Según el reporte AI Quarterly Pulse 2025 de KPMG, correspondiente al cuarto trimestre, 67% de las y los líderes continuarán invirtiendo en esta tecnología; 57% afirma que lo hará incluso ante una recesión, aunque aún desconocen cómo medir el retorno de inversión (ROI, por sus siglas en inglés). Esto confirma su compromiso con aprovechar la IA como ventaja competitiva para el talento, los procesos y las estructuras organizacionales.
Además, 26% de las empresas señalan haber implementado agentes, más del doble con respecto al primer trimestre de 2025(11%), lo que evidencia la velocidad con la que se está reconfigurando y transformando la fuerza laboral.
El impacto más allá de la tecnología
Un hallazgo relevante es que 44% visualiza a los agentes de IA en roles de liderazgo en los próximos dos o tres años. En contraste, en el tercer trimestre de 2025, 76% aún consideraba que las personas debían dirigir a los agentes.
La transparencia sobre los cambios en roles, las actividades que serán transferidas y los plazos para ello será indispensable para ganar la confianza de una fuerza laboral que hoy se percibe confundida y temerosa ante la posibilidad de ser desplazada. No sorprende que 46% de la muestra reconozca resistencia interna frente a la adopción de agentes de IA y bajo interés en utilizarlos. Asimismo, 25% admite que su liderazgo no está convencido de los beneficios ni confía plenamente en estos agentes, lo que representa un aumento de 20 puntos porcentuales con respecto al segundo trimestre.

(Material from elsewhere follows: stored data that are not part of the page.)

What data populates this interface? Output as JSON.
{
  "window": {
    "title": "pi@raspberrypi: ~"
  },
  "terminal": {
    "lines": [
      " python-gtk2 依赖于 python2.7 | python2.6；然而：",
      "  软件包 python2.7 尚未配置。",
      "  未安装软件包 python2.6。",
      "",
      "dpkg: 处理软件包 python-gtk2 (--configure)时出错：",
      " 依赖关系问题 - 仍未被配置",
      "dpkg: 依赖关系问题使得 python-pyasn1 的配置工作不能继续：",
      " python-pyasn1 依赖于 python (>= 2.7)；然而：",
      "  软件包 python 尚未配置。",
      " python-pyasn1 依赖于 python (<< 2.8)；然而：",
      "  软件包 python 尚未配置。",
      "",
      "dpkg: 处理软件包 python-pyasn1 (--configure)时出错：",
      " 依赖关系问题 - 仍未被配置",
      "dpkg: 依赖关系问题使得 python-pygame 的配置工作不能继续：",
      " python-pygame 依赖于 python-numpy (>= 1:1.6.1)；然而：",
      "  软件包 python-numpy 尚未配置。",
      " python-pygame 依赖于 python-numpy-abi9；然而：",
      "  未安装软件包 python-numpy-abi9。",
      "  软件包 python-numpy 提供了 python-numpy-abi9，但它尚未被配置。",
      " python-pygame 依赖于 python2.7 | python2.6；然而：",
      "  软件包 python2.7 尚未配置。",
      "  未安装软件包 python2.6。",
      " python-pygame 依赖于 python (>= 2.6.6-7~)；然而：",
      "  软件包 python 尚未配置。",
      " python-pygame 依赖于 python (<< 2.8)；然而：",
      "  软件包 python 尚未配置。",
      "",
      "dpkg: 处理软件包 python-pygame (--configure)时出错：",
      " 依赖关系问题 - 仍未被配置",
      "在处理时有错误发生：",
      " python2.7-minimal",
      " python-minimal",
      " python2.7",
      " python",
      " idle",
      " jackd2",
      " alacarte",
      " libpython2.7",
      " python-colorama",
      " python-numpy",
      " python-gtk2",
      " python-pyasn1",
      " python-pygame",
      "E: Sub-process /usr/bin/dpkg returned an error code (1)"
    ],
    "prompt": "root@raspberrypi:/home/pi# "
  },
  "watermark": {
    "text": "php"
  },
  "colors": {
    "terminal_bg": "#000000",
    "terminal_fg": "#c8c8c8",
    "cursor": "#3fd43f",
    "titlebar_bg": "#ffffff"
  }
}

Ganar la confianza y el sponsorship del liderazgo será el primer paso para extender la adopción al resto de la organización. Para reducir la incertidumbre será necesario construir de manera conjunta el modelo de trabajo futuro y aceptar que algunos roles desaparecerán, mientras que otros serán creados. A partir de ello, será clave diseñar planes de capacitación, actualizar estructuras y comunicar oportunamente los cambios.
Evitar la opacidad es fundamental para prevenir desconfianza y fuga de talento, lo que podría obstaculizar la capitalización de experiencia y conocimiento en la implementación de la IA. También será indispensable identificar los problemas a resolver y proponer alternativas con ayuda de la IA, como la creación de “personas” o la limpieza de datos.
Las habilidades más buscadas
Las tendencias de reclutamiento reflejan estos cambios. Las capacidades analíticas, la gestión de datos y la automatización son altamente valoradas: 76% de los empleadores están dispuestos a ofrecer una prima salarial de hasta 10% a talento que cuente con ellas, mientras que 22% pagaría entre 11% y 15%. Además, 64% ha ajustado su estrategia para contratar personal sin experiencia, privilegiando la capacidad de aprendizaje continuo (63%), la adaptabilidad y el pensamiento crítico (61%).
A pesar de que existe consenso sobre los roles emergentes, como ingenieros de prompts de IA (71%), analistas de desempeño (59%) y entrenadores de IA o curadores de datos (58%), la escasez de habilidades continúa siendo un reto. Tampoco se observan avances significativos en el desarrollo de estas competencias dentro de las empresas, por lo que persisten las preguntas: ¿qué habilidades desarrollo? y ¿a quién capacitar?
Estos cuestionamientos muestran una desconexión entre los equipos de reclutamiento, capacitación, operaciones y tecnología. La integración de estas funciones aún no se consolida para diseñar planes de formación basados en tecnología que respondan a las necesidades del negocio. El primer obstáculo identificado es la falta de claridad sobre el problema a resolver. Más allá de la IA u otros habilitadores, la ambigüedad con respecto al talento requerido y sus habilidades, sigue siendo un denominador común.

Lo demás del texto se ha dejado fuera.